[Lldb-commits] [PATCH] D26190: [RFC] Solve linking inconsistency, proposal two

Pavel Labath via lldb-commits lldb-commits at lists.llvm.org
Wed Nov 2 03:11:52 PDT 2016


labath added a comment.

In https://reviews.llvm.org/D26190#585106, @mehdi_amini wrote:

> >> , but LLVM is not robust to mix and match build settings: building half of the source with -DNDEBUG and not the other is likely to cause weird runtime failures. That can be an issue because now you need libLLDB built in two modes and the client app to link the right one.
> > 
> > I don't see how this applies. This is true when you build liblldb, and it's true that lldb's assertion settings need to match llvm's, but since liblldb's api is stable wrt. N/_DEBUG, it's user should not need to care about that.
>
> It applies at the moment you consider that the client code does not need to link to LLVM because LLDB provides a copy. It means that now, even if it is not relevant for the LLVM interface, the client code needs to be built with the same configuration as the libLLDB shared lib.
>
> Not exposing LLVM but only the minimal non-LLVM API prevents the client code from using any LLVM symbol from libLLDB, and thus makes it possible to mix-n-match a release build of libLLDB with an assert built client code.
>
> Make sense?


Ok, so you were pointing out a flaw in the first proposal, not this one. I think that's the part I missed.

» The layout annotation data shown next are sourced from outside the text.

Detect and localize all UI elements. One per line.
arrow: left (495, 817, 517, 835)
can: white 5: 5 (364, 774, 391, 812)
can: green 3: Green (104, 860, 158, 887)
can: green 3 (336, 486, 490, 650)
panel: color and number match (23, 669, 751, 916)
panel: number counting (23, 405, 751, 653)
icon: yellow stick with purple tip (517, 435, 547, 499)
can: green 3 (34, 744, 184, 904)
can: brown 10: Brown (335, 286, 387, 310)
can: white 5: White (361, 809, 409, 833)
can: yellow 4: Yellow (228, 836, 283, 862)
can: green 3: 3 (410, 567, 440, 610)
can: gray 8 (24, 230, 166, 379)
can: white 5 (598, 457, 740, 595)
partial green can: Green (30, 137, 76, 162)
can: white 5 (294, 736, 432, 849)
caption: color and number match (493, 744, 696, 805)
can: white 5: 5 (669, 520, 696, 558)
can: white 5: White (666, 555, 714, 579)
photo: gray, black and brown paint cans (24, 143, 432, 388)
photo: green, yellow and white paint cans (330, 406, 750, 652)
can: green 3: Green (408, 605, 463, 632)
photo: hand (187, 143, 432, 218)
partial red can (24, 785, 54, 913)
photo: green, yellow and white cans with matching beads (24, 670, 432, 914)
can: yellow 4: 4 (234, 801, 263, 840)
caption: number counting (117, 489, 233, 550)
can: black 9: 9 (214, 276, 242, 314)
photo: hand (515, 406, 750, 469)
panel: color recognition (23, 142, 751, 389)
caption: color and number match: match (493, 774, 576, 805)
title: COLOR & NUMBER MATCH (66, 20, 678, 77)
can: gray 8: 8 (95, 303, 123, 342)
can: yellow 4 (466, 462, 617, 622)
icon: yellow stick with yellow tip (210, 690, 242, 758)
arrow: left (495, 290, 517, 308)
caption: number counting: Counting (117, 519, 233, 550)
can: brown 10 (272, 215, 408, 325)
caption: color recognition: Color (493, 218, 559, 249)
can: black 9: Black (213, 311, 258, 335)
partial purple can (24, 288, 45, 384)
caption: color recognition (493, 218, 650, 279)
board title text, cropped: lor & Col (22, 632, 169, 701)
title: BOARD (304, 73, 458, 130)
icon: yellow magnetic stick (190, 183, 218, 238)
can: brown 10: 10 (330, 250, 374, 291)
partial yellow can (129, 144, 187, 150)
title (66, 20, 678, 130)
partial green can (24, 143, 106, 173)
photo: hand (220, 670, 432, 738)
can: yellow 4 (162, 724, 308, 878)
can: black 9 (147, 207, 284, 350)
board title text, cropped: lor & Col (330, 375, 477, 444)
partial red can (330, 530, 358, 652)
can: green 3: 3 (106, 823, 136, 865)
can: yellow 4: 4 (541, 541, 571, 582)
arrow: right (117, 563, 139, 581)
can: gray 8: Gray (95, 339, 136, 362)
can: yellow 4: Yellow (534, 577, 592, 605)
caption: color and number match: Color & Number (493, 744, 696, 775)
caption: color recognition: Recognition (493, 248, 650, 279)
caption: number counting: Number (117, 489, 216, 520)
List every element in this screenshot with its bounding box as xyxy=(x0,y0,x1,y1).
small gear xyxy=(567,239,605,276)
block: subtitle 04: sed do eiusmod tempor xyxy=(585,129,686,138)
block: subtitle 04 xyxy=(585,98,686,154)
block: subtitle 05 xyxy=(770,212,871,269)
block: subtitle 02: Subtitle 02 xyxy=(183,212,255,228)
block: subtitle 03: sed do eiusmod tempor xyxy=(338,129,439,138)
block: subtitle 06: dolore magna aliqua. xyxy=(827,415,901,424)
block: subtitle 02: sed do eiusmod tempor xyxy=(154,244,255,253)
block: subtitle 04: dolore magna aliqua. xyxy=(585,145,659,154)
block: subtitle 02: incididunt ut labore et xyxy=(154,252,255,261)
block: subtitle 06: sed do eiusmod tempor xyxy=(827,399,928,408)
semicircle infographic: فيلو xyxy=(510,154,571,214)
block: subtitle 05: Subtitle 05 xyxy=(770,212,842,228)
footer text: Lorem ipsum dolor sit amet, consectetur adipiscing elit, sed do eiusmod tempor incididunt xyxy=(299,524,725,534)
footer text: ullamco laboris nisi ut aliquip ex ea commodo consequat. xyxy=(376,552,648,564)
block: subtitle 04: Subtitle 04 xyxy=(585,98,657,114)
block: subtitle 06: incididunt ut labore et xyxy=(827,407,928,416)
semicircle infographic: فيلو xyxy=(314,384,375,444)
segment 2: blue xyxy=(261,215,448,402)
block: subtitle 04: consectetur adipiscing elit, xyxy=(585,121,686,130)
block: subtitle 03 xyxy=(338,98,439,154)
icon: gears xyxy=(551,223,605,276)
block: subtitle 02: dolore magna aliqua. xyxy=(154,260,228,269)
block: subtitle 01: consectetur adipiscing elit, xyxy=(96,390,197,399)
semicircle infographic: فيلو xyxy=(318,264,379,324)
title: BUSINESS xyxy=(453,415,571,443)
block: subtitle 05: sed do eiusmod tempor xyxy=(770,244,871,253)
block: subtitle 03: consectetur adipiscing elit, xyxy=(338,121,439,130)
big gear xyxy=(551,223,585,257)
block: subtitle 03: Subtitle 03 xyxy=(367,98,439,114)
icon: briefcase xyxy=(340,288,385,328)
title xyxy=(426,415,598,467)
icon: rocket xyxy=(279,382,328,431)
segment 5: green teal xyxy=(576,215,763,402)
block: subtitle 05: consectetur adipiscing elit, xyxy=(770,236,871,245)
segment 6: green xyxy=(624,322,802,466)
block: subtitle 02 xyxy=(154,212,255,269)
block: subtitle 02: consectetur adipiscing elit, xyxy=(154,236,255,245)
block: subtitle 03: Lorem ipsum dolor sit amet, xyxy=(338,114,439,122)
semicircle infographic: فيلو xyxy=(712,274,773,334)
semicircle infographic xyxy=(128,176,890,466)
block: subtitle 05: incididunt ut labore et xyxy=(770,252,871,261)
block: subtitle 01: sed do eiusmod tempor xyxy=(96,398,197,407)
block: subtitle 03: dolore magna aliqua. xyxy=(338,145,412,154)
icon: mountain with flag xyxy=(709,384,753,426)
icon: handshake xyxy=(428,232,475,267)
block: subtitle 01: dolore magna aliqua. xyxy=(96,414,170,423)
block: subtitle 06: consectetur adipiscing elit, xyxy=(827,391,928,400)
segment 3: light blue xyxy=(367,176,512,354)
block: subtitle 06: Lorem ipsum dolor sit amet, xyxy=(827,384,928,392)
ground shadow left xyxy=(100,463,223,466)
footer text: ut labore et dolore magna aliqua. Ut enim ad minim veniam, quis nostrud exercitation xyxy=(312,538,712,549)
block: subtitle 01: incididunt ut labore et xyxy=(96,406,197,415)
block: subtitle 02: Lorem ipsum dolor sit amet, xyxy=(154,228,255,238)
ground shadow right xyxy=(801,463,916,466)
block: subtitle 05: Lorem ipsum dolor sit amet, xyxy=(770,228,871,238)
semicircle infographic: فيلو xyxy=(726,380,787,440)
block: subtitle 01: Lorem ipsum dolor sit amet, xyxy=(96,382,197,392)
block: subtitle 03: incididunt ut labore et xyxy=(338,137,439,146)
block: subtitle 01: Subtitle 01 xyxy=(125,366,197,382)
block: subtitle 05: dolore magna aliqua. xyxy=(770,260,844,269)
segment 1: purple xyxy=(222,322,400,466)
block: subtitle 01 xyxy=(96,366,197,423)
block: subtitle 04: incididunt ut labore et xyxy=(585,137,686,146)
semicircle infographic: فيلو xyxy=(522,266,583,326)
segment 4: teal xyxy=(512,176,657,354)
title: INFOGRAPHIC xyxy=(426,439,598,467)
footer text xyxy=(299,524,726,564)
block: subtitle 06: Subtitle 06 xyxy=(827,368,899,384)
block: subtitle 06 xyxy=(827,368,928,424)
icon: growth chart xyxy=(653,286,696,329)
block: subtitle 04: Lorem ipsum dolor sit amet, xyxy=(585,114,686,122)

Yes, If we exported the llvm interface, the user could not use a different version of llvm elsewhere in the program. The thing is, the user is not supposed to do that anyway, as it violates the One Definition Rule of c++:

  §4: Every program shall contain exactly one definition of every non-inline function or variable that is odr-used
  in that program; no diagnostic required. [...]
  §6: There can be more than one definition of a class type (Clause 9), enumeration type (7.2), [list of other kinds of entities] in a program provided that each definition appears in a different translation unit, and provided the definitions satisfy the following requirements. Given such an entity named D defined in more than one translation unit, then:
  - each definition of D shall consist of the same sequence of tokens; and
  - [...]

The last part fails as soon as mix different NDEBUG versions. We can make that work by not exporting the llvm interface, but then it's not really C++. :) And it can break in case you don't know what you are doing (occasionally you see people statically linking the standard c++ library into a part of their project and then marveling at the results).

This is why I wanted to propose both, although at this point I think I have convinced myself as well than the first one wasn't a good idea.

>> I think you'll have to repeat your point, as now I am totally confused about what you are trying to say. :)
> 
> Sorry, I hope it is more clear now?